I’ve got nothing in the Adidas case. They have a right to enforce the value that they’ve poured into their brands. But let’s be fair. When the Chamber wants the rest of the world to believe that its war on the civil justice system is honest and open, it will call foul when a corporation gets the outsized verdict. Anything else just smells really, really bad.
David Sugerman
Melvin Weiss sentenced to jail
Monday, June 2nd, 2008The story is coming out that Melvin Weiss, former class action securities lawyer, was sentenced to 30 months and fined $10 million under a plea deal with the U.S. Department of Justice. The Milberg Weiss law firm has been a national presence for years, handling some of the largest securities class actions in U.S. history.
I would be a hypocrite if I failed to write about this and say the obvious. As I’ve noted before, getting rid of the cheaters is critical to a healthy civil justice system. That’s true regardless of which side the cheater operates from. Melvin Weiss did a grave disservice to consumers and investors. I have my doubts that 30 months + $10 million is sufficient, if you think about the harm inflicted. Even so, it’s done.
I imagine that there will be quite the feeeding frenzy on the corruption at the Milberg Weiss firm in the blogosphere, at the Chamber of Commerce, from the tort reform advocates, and over at FOX news. But let’s remember that the corruption that nurtured Milberg Weiss operated heavily on the investment firms, as well. If that’s not readily apparent, here’s a quick list for the consideration: Bear Stearns, mortgage lending, Enron.

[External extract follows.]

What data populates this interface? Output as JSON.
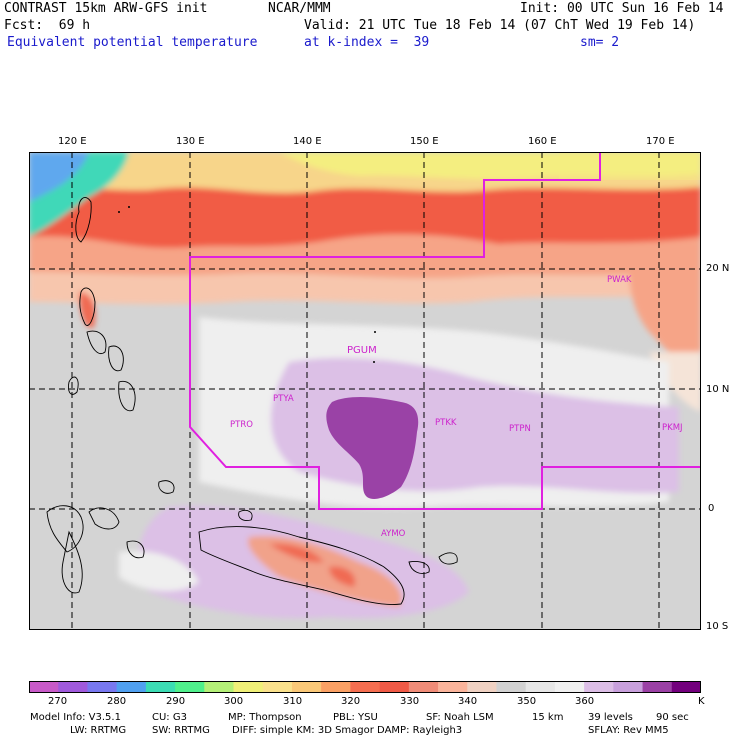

All of that is beside the point. As one who handles class actions, I’m strongly in favor of getting rid of the corrupt. Good news in the end.
David Sugerman
Good Summary of Looming Battle on Mandatory Arbitration
Thursday, April 3rd, 2008As Congress considers changing rules on mandatory arbitration clauses, here’s an account of how Chamber of Commerce is gearing up to protect business interests. The point that is missing from all this is in the fine print.
Those of us who oppose mandatory arbitration generally do so because of the provisions that you don’t see because they are obscured, much like the dangerous part of the iceberg that lies below the water line.

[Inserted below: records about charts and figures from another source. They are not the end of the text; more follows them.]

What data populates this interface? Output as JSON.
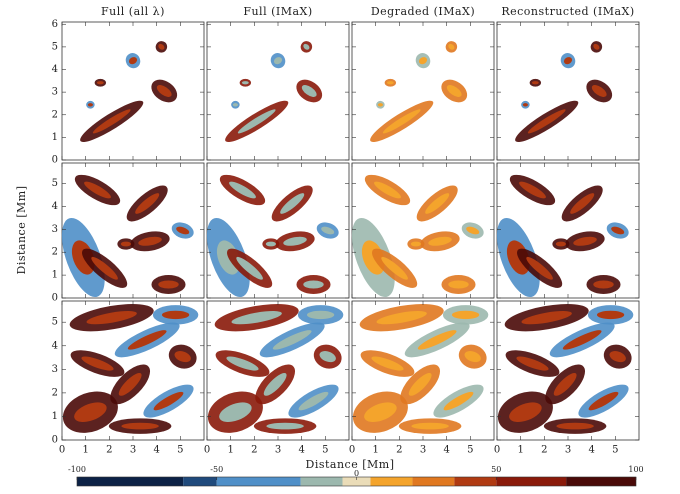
{
  "chart_data": {
    "type": "image-grid",
    "columns": [
      "Full (all λ)",
      "Full (IMaX)",
      "Degraded (IMaX)",
      "Reconstructed (IMaX)"
    ],
    "xlabel": "Distance [Mm]",
    "ylabel": "Distance [Mm]",
    "xlim": [
      0,
      6
    ],
    "xticks": [
      0,
      1,
      2,
      3,
      4,
      5
    ],
    "rows": [
      {
        "ylim": [
          0,
          6.1
        ],
        "yticks": [
          0,
          1,
          2,
          3,
          4,
          5,
          6
        ]
      },
      {
        "ylim": [
          0,
          5.9
        ],
        "yticks": [
          0,
          1,
          2,
          3,
          4,
          5
        ]
      },
      {
        "ylim": [
          0,
          5.9
        ],
        "yticks": [
          0,
          1,
          2,
          3,
          4,
          5
        ]
      }
    ],
    "colorbar": {
      "clim": [
        -100,
        100
      ],
      "ticks": [
        -100,
        -50,
        0,
        50,
        100
      ],
      "bounds": [
        -100,
        -62,
        -50,
        -20,
        -5,
        5,
        20,
        35,
        50,
        75,
        100
      ],
      "colors": [
        "#0c2246",
        "#1f4a7c",
        "#4f8fc8",
        "#9cb8ae",
        "#eadcb8",
        "#f4a42c",
        "#e07820",
        "#b03a12",
        "#8a1a0a",
        "#4a0a08"
      ]
    }
  }
}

An agreement to arbitrate by itself isn’t so much of a problem, so long as the parties truly agree. But when the agreement to arbitrate includes common features that strip one party of their rights, it isn’t an agreement that we should tolerate.
What sorts of rights get stripped? Well, in consumer cases the right to recover attorney fees if you prevail. Or the ability to pursue a small claim through a class action, which is the only way anyone can do a small claim. Or the right to a truly neutral third party decision-maker. And affordable arbitration, without expenses and fees that make it impossible to pursue a claim.
It’s easy to see a sound compromise. If the Chamber truly wants mandatory arbitration, it will agree that all the nasty iceberg provisions should be outlawed. As an Oregon trial lawyer, I don’t oppose trying cases in arbitration, so long as that’s what a consumer truly agreed to and–this part is important–so long as consumers rights aren’t stripped away.